Una tremenda inondazione, le cavallette
Lascia un commentogennaio 5, 2018 di carlovanni
Voi sapete quanto mi facciano cacare gli zeloti del Pensiero Positivo, quella manica di rincoglioniti che pensano che sedersi su di un paracarro e inondare il prossimo di frasi smielate e il padreterno di letterine sulle ultime minchiate senza le quali la loro vita non può proseguire, tipo, un uomo alto bello ricco intelligente che cachi proprio loro (proprio loro!), la casa al mare, il SUV, la pleistescion, le borsetta di Gucci, la cura per il cancro quando già hanno i limoni e il bicarbonato, stocazzo in salmì. Pensiero Negativo nasce apposta come resistenza a questi rincoglioniti asfissianti.

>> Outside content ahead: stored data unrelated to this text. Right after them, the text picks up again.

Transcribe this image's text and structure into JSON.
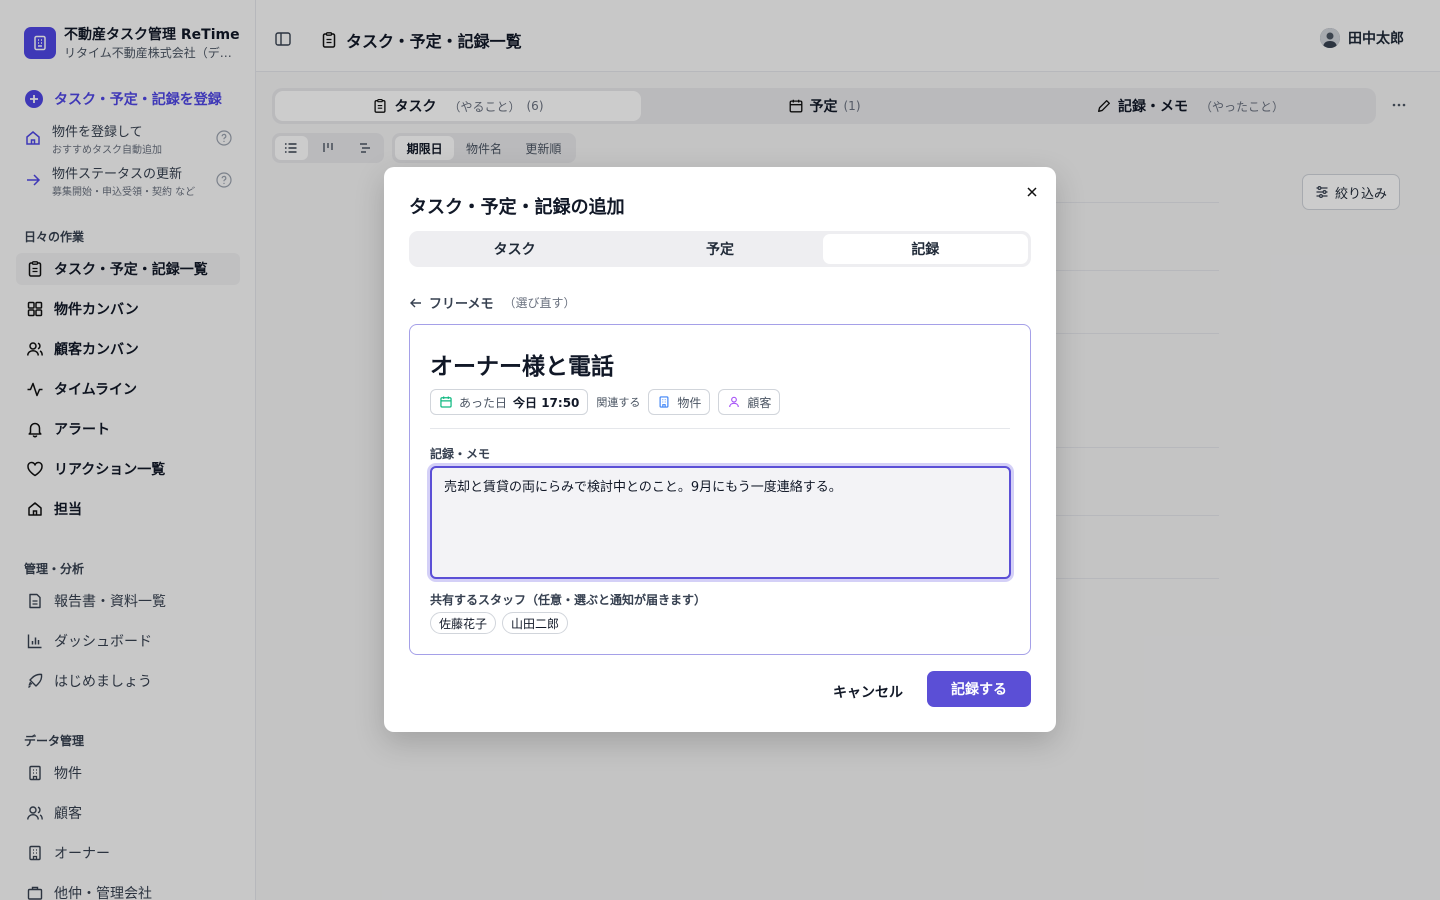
{
  "brand": {
    "title": "不動産タスク管理 ReTime",
    "subtitle": "リタイム不動産株式会社（デモ）"
  },
  "sidebar_actions": {
    "primary": "タスク・予定・記録を登録",
    "register_property": {
      "title": "物件を登録して",
      "sub": "おすすめタスク自動追加"
    },
    "update_status": {
      "title": "物件ステータスの更新",
      "sub": "募集開始・申込受領・契約 など"
    }
  },
  "sections": {
    "daily": "日々の作業",
    "admin": "管理・分析",
    "data": "データ管理"
  },
  "nav_daily": [
    "タスク・予定・記録一覧",
    "物件カンバン",
    "顧客カンバン",
    "タイムライン",
    "アラート",
    "リアクション一覧",
    "担当"
  ],
  "nav_admin": [
    "報告書・資料一覧",
    "ダッシュボード",
    "はじめましょう"
  ],
  "nav_data": [
    "物件",
    "顧客",
    "オーナー",
    "他仲・管理会社"
  ],
  "topbar": {
    "title": "タスク・予定・記録一覧",
    "user": "田中太郎"
  },
  "main_tabs": [
    {
      "label": "タスク",
      "sub": "（やること）",
      "count": "(6)"
    },
    {
      "label": "予定",
      "sub": "",
      "count": "(1)"
    },
    {
      "label": "記録・メモ",
      "sub": "（やったこと）",
      "count": ""
    }
  ],
  "sort": [
    "期限日",
    "物件名",
    "更新順"
  ],
  "filter_label": "絞り込み",
  "modal": {
    "title": "タスク・予定・記録の追加",
    "tabs": [
      "タスク",
      "予定",
      "記録"
    ],
    "back_label": "フリーメモ",
    "back_hint": "（選び直す）",
    "record_title": "オーナー様と電話",
    "date_label": "あった日",
    "date_value": "今日 17:50",
    "related_label": "関連する",
    "property_chip": "物件",
    "customer_chip": "顧客",
    "memo_label": "記録・メモ",
    "memo_value": "売却と賃貸の両にらみで検討中とのこと。9月にもう一度連絡する。",
    "staff_label": "共有するスタッフ（任意・選ぶと通知が届きます）",
    "staff": [
      "佐藤花子",
      "山田二郎"
    ],
    "cancel": "キャンセル",
    "submit": "記録する"
  },
  "colors": {
    "accent": "#5b4fd6",
    "brand": "#4f46e5"
  }
}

Eppure, c’è un altro fronte che si è aperto da poco e, forte del fatto che trae radici in una lunga e fortunata tradizione italiana, fa passi da gigante: il lamentismo becero e coatto, traversale alle generazioni, che ha fatto del lamento del perdigiorno al bar un vero e proprio stile di vita. Non è Pensiero Negativo: è disfattismo allo stato puro. Lo sappiamo tutti che la vita può essere una merda. Ma sappiamo anche che 99 persone su 100 che lo dicono si stanno solo dando un tono. E, sì, la loro vita è una merda, ma per motivi diversi da quelli che ti dicono mentre si lamentano col ditino alzato.
Quale è il motivo per cui se tutti i dati dicono che stiamo vivendo in un mondo sempre migliore ogni giorno tutti pretendono di vivere in un mondo sempre più arido, violento, atroce, destinato al dissolvimento, alla sconfitta?
Perché i dati ci sono, sapete:
Basta saper leggere. E’ facile.
In realtà, il giochino è di una semplicità plateale.
Se pensate che il mondo sia una merda, allora il mondo è una merda. Se pensate che sia un posto favoloso, allora il mondo è un posto favoloso.
In realtà rimane sempre la favolosa merda che è, ma voi avete un umore differente che vi consente, o non vi consente, di fare cose.
Il problema è che vi imbeccano come merli.
La più grande crisi economica della storia fu risolta grazie a un tipo che convinse i bietoloni che bisogna aver paura solo della paura. Con quattro cazzate risollevò il mondo.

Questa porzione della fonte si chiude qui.